Finanças

Endividamento persiste, mas inadimplência cai


A proporção das famílias com dívidas ou contas em atraso diminuiu em dezembro, pelo terceiro mês consecutivo, de acordo com pesquisa da CNC


  Por Estadão Conteúdo 05 de Janeiro de 2018 às 10:55

  | Agência de notícias do Grupo Estado


A proporção de famílias endividadas alcançou 62,2% em dezembro de 2017, mantendo-se estável após cinco altas consecutivas.

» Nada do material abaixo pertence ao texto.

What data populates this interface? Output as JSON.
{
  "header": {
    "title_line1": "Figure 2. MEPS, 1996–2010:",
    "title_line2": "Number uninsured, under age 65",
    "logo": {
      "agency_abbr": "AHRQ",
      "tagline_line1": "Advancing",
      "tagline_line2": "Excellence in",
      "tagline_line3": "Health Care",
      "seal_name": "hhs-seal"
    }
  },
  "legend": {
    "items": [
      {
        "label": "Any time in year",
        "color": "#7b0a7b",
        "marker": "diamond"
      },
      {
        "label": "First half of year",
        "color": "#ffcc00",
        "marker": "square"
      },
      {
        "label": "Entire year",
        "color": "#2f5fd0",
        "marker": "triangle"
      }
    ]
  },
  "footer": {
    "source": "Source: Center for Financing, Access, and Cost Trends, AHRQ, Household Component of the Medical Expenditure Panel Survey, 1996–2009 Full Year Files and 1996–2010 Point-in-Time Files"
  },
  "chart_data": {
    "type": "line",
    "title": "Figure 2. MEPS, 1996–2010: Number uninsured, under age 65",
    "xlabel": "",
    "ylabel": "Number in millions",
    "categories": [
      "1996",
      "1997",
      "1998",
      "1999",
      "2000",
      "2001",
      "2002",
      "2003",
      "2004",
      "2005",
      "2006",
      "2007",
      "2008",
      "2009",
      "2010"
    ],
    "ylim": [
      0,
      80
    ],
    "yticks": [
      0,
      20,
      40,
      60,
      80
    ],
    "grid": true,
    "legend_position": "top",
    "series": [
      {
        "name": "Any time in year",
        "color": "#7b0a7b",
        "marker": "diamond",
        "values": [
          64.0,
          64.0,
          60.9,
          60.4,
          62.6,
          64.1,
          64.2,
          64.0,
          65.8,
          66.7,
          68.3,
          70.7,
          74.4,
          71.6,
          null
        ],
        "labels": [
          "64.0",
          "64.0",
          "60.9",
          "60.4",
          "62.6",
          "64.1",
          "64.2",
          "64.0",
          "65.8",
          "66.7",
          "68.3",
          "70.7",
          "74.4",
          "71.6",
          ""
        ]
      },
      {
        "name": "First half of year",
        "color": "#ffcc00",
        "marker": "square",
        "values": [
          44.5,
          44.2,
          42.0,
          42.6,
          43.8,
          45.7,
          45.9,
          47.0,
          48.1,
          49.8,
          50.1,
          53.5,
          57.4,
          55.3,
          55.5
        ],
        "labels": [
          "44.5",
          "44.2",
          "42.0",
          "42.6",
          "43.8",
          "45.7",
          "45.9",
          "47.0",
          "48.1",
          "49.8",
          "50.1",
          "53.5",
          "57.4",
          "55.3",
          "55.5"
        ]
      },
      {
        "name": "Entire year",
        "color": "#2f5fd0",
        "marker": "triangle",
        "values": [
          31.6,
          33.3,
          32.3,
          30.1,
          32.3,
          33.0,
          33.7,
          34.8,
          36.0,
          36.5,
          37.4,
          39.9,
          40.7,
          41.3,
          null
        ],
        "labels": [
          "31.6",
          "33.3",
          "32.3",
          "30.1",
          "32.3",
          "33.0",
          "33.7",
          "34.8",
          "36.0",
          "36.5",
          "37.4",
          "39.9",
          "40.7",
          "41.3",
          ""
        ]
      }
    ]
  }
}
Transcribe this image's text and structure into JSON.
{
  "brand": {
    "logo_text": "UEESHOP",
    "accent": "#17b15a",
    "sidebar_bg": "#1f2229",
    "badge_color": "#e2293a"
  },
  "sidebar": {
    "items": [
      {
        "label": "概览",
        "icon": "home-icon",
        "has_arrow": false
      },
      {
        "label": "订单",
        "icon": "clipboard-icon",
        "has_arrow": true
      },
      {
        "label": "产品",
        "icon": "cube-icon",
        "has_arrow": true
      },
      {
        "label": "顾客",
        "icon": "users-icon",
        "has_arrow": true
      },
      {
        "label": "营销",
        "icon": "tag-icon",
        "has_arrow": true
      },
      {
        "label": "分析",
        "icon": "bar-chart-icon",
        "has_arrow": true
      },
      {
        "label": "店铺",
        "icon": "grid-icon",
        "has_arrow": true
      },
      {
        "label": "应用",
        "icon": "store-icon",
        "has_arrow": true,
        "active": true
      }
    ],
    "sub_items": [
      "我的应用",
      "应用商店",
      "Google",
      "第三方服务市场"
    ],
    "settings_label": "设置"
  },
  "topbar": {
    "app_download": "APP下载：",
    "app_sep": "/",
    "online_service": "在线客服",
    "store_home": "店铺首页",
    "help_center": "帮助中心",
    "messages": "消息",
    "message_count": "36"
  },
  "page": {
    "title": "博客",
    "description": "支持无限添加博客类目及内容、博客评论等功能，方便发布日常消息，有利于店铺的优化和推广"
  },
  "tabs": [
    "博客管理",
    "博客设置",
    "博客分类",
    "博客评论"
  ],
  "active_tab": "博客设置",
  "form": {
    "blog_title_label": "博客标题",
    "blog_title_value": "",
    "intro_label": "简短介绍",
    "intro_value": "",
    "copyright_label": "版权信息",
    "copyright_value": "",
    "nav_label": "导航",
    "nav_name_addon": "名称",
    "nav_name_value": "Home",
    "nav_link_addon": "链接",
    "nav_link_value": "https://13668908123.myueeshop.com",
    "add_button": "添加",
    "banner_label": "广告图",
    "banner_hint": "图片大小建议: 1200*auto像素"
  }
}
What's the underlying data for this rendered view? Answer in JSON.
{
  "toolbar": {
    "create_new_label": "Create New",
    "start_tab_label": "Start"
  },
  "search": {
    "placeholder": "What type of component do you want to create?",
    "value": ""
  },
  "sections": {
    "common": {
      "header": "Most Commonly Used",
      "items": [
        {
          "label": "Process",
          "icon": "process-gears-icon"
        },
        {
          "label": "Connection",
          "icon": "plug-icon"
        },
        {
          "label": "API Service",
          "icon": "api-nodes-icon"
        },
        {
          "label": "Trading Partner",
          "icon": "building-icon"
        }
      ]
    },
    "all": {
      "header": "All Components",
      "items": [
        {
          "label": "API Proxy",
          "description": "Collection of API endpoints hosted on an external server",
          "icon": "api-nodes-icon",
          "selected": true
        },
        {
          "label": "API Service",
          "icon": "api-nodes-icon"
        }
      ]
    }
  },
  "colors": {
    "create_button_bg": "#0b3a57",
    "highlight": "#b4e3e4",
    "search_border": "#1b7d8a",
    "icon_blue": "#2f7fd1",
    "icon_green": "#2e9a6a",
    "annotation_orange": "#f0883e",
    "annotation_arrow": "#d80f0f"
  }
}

É o que revela a Pesquisa de Endividamento e Inadimplência do Consumidor (Peic), da Confederação Nacional do Comércio de Bens, Serviços e Turismo (CNC). Na comparação com dezembro de 2016, houve alta de 3,2 pontos percentuais.

Além do aumento no número de famílias que recorreram ao crédito nos bancos ou a parcelamentos, o estudo mostra que a inadimplência vem se mantendo controlada.

A proporção das famílias com dívidas ou contas em atraso diminuiu em dezembro, pelo terceiro mês consecutivo, atingindo 25,7% das famílias, ante 25,8% em novembro. Na comparação com dezembro de 2016, entretanto, houve alta de 1,7 ponto porcentual.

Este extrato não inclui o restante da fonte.